Detector specification has been completed by Thales Alenia Space to comply with a large panel of SWIR instruments that can be used in harsh space or conventional terrestrial environments.
For III-V detector technologies, the work began with designs of Type-II superlattice (T2SL) carried out by III-V Lab and University of Sheffield(USFD). Despite using different simulation software, similar designs were reached by the 2 partners.
Following the design work, III-V Lab carried out the first round of wafer growths (bulk InGaAs and T2SL wafers). Using these wafers, device fabrication was carried out by III-V Lab and USFD, which encountered issues with device fabrication in the first FPA lot. These issues were identified and have been rectified. A new ultimate wafer batch have been manufacturing.
The final performance (dark current-voltage and photoresponse) could not be assessed as the wafers processing is not finshed yet, as well the associated FPA characterisations and environmental tests. However, preliminary results are encouraging since photoluminescence measurements indicated cutoff of 2 wafers at 2.2 µm and 2.5 µm repectively. Holes localization effects in the T2SL photodiodes shall be reduced by lattice strained compensation, which makes expect higher quantum efficiency. The InGaAs is large enough to achieve flat band conditions in the T2SL stack to reduce the dark current, and thin enough to optimize collection at lower bias conditions. A smoother valence band offset is introduced for that aim also.
The definition of the II-VI epilayers growth was conducted by CEA/LETI. n-doped, Hg1-xCdxTe epilayers on 47x48mm CZT substrates have been grown. Three level of In donor concentration has been selected. After optimization of the epitaxial process, a set of 4 LPE layers with optimal characteristics has been grown. Their cutoff wavelength are close to the target (2.4 µm). MCT FPA and test chips masks have been procured and the fabrication of the MCT detection circuits wafers ended during RP1. Tests at wafer level have revealed the presence of current excess for all diode designs on all wafers, which is due to current leakage between photodiodes at passivation level.
After E-O characterization on test chip constituted of 84 diodes, a technological correction which aim was to cut the conduction channel between photodiodes has been applied and some detections circuits have been hybridized on the ROIC. The test means developed for the level 1 electro-optical characterization of the FPAs has been used to make dark current measurement. The conclusion is that the correction does not solve completely the crosstalk issue but remains interesting for fine characterisations. 1 FPA has been delivered to TAS.

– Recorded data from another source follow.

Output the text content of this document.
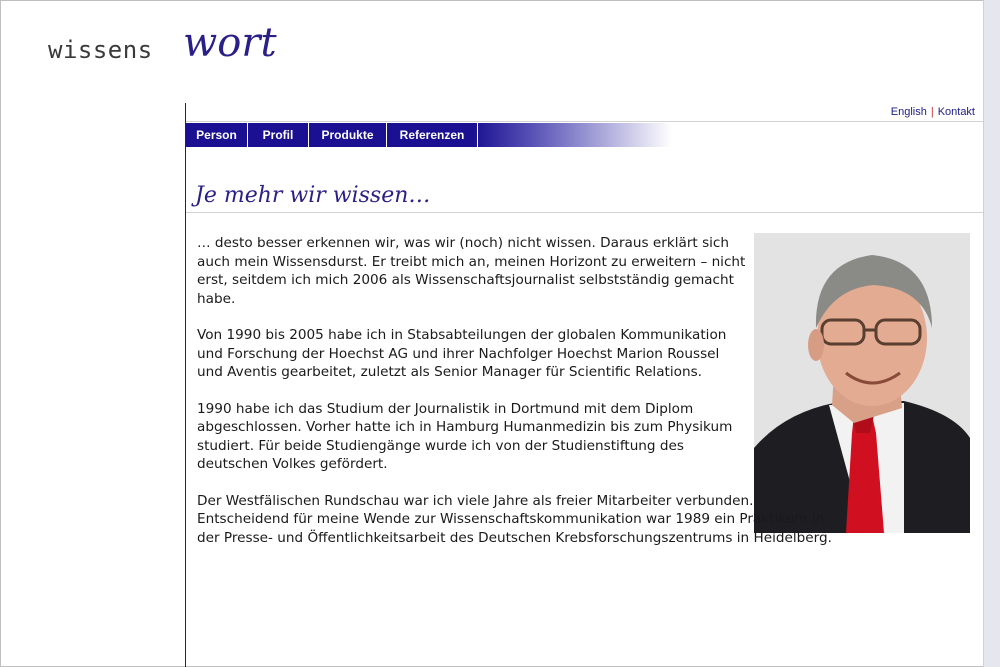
wissens wort
English | Kontakt
Person	Profil	Produkte	Referenzen
Je mehr wir wissen…

… desto besser erkennen wir, was wir (noch) nicht wissen. Daraus erklärt sich auch mein Wissensdurst. Er treibt mich an, meinen Horizont zu erweitern – nicht erst, seitdem ich mich 2006 als Wissenschaftsjournalist selbstständig gemacht habe.

Von 1990 bis 2005 habe ich in Stabsabteilungen der globalen Kommunikation und Forschung der Hoechst AG und ihrer Nachfolger Hoechst Marion Roussel und Aventis gearbeitet, zuletzt als Senior Manager für Scientific Relations.

1990 habe ich das Studium der Journalistik in Dortmund mit dem Diplom abgeschlossen. Vorher hatte ich in Hamburg Humanmedizin bis zum Physikum studiert. Für beide Studiengänge wurde ich von der Studienstiftung des deutschen Volkes gefördert.

Der Westfälischen Rundschau war ich viele Jahre als freier Mitarbeiter verbunden. Entscheidend für meine Wende zur Wissenschaftskommunikation war 1989 ein Praktikum in der Presse- und Öffentlichkeitsarbeit des Deutschen Krebsforschungszentrums in Heidelberg.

Laboratory cryostat and Video Acquisition System (VAS) have been defined by TAS, then designed and manufactured by the STFC engineering team, and recently delivered to TAS. The VAS has been validated coupled with the TAS test benches, on a standard SNAKE detector. In particular TAS demonstrated its novel MTF measurement method based on titled LSF (Line Spread Function).
However no time was left to characterize the delivered II-VI FPA. The assembly of the SWIRup dedicated spectrometer initiated at NEO during the second period of the project, could be finished as well as no III-V FPA was available.
The website ‘swirup.eu’ was updated by USFD.

T2SL are proposed as solution for versatile solutions in the full infrared spectral range. SWIRup provides a deep understanding of T2SL performances transport based on holes as minority carriers. Localization has not been detailed so accurately before.
At the end of the project, at least one and probably two hot detector technologies (with a limitation at 2,1 µm for the III V one) will be available to answer to the SWIR spectral region needs. Compared to the existing TRL 9 SWIR detector technologies (HgCdTe N/P), the operating temperature actually between 150 and 200 K, can be increased at a level compatible with a standard thermal control using small passive radiators. Then, the implementation of SWIR channels will be easier that it is currently, which means smaller and less expensive systems while reducing power consumption and increasing the possibility of greenhouse gases monitoring.